3.8.2. Quantification of compounds in crude extract
The amount of C, EC, EGCG, CAF and T in samples (callus and embryo) was calculated using the standard equations and are listed in (Table 2). The pattern of peaks was similar for both standards and sample compounds, where almost all the peaks present in the standard were present in the in vitro haploid callus and embryo samples as well (Fig.10 A-H). Hot water extract from leaves of field-grown donor plant (control) contained highest amount of metabolites. However, among in vitro cultures, embryogenic cultures possessed highest content of all metabolites tested in this study as compared to that in the dedifferentiated (callus) cultures.

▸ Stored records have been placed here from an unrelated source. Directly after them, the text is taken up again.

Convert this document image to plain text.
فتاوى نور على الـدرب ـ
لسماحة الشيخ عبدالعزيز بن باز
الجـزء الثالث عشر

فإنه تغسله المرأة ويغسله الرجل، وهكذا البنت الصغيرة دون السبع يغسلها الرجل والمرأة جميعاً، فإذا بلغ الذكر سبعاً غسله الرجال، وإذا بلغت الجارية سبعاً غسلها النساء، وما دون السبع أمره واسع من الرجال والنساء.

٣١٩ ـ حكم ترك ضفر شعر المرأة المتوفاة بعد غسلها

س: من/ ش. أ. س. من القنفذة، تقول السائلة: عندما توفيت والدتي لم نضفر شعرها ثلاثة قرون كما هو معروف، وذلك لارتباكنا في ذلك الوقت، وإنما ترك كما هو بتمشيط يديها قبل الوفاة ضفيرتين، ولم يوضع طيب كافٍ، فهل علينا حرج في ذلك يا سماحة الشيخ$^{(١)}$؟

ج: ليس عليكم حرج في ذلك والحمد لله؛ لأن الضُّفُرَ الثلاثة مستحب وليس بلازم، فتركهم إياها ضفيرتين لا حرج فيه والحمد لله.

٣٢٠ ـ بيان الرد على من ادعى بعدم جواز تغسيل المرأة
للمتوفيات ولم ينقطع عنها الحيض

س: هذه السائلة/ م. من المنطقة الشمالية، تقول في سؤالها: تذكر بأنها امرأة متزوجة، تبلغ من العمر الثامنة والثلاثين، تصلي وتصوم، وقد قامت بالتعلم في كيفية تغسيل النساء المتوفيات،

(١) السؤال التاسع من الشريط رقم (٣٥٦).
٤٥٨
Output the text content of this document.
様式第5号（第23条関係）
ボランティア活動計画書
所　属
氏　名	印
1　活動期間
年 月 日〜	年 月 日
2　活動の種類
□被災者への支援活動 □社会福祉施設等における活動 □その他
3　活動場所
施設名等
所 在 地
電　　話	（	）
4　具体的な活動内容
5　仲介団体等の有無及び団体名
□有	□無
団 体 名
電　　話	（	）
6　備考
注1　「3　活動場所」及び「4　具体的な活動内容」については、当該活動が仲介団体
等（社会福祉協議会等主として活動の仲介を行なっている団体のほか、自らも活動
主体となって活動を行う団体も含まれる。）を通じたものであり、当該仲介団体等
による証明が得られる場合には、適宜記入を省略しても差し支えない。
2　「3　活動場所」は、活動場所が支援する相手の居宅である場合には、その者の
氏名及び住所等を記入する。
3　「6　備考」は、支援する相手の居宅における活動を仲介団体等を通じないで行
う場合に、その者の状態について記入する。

3.8.3. Analysis of mass spectra
The HPLC eluted fractions of crude sample were collected at respective retention time, analyzed by mass spectrometry and the fragmentation pattern achieved was compared with that of HPLC eluted standards of respective compounds, procured from Sigma, Aldrich. All the five compounds were analyzed using, positive mode electrospray ionization (+ESI) conditions. Spectra was obtained in full scan mode. Base peak for caffeine was obtained at m/z 195 due to the addition of hydrogen ion in positive mode electrospray ionization [MH+], m/z 217 formed due to formation of sodium adduct [MH++Na+] in HPLC eluted crude sample as well as in standard (Fig. 11 A, B). For (+)-catechin m/z fragments in standard compound and HPLC eluted crude fraction are shown in (Fig. 11 C , D), where the base peak of m/z 291 was obtained due to the addition of hydrogen ion in positive mode electrospray ionization [MH+] and fragments peaks are m/z 139 and m/z 183 due to fragmentation of compound. Similarly in (-)-epicatechin, base peak of m/z 291 was seen due to the addition of hydrogen ion [MH+] and it’s fragment peak was seen as m/z 139 (Fig. 11 E, F). Mass spectra of HPLC eluted (-)-epigallocatechin gallate standard and crude samples is shown in (Fig. 11 G, H), base peak is observed at m/z 459 of [MH+] and two characteristic fragment peaks at m/z 139 and m/z 289, thus, confirming presence of EGCG; m/z 497 formed due to formation of potassium adduct [MH++K+] in HPLC eluted crude samples as well as in standards (Fig. 8 G, H). Mass spectra of HPLC eluted standard and crude samples of theophylline are presented in (Fig. 11 I , J) where base peak is m/z 181 due to addition of hydrogen ion in positive mode electrospray ionization [MH+] and m/z 200 is due to adduct with water [MH++ H2O].